In this study, a purpose sampling was used in terms of diversity regarding age, gender, service, Employment Specialist or handling officer and outpatient unit providing a broad view of service users’ experience. This technique increases the trustworthiness in qualitative research and increases the possibility to “shed light on the research question from a variety of aspects” as it broadens the possibility of having participants of different ages, gender, diagnoses etcetera [25]. IDI was a method that worked well in gaining detailed information of the participants’ thoughts and experiences. The interviewer had long clinical experience working with individuals with depression and used an effective interview technique [27]. It could be argued that the sample size of this study was insufficient to draw strong conclusions. However, it was never the purpose of this qualitative research to generalize. Instead the focus has been to show the broad opinion and experiences from these specific individuals. The use of quotations was limited to those expressing content that increased the credibility of the analysis [31] and included to give the reader a deeper understanding. Of 31 possible participants, 15 chose not to participate. It is not possible to fully understand the causes however recruiting participants is a common problem with similar participants. In a qualitative study of individuals on long-term sick-leave with depression and stress conducted in Denmark, only 20% agreed to participate [44]. In our study, even with a dropout of 15 participants it was clear saturation was reached when consistent views of the experience emerged [27].


The aim of this qualitative study was to develop an understanding of the service users’ own perspective and experience of factors they believe hindered or facilitated them in their RTW-process.
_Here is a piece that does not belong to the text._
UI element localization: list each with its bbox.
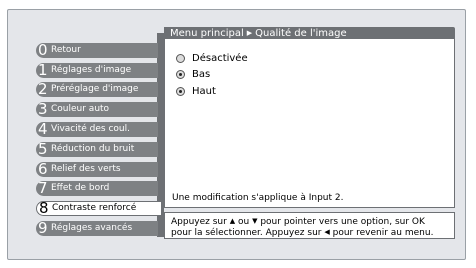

The result shows critical factors to be: having the experience of hope and power, being supported by professionals who show positive attitudes, belief and behaviours and work according to a holistic approach, in a person-centred service in which the outcome concerns a real job. Mental health problems have historically faced a lack of understanding that persists even today [46]. However, this study has provided new and broader knowledge in capturing and understanding individual’s needs in the RTW-process through the participants’ own voices, knowledge that is compatible with previous findings in a case study of severe mental illness [47]. To our knowledge, this is the first qualitative study done on people with affective disorders focusing on depression in unemployment capturing the individuals’ thoughts and experiences of two vocational approaches simultaneously. The result highlights important critical factors for a successful RTW-process and is of great importance for professionals working clinically with these individuals that can be implemented in the clinical work and benefit individuals with depression in their RTW-process. For this change to occur other key stakeholders such as politicians also need a greater understanding of the role of these critical factors in delivering successful RTW outcomes in order to establish the necessary regulatory and budgetary frameworks.

Conflict of interest

None to report.


The authors wish to thank the participants for their contribution to this study, REHSAM for funding the research and Patrik Engdahl (MSc), the independent research assistant, for assisting with coding of the interviews.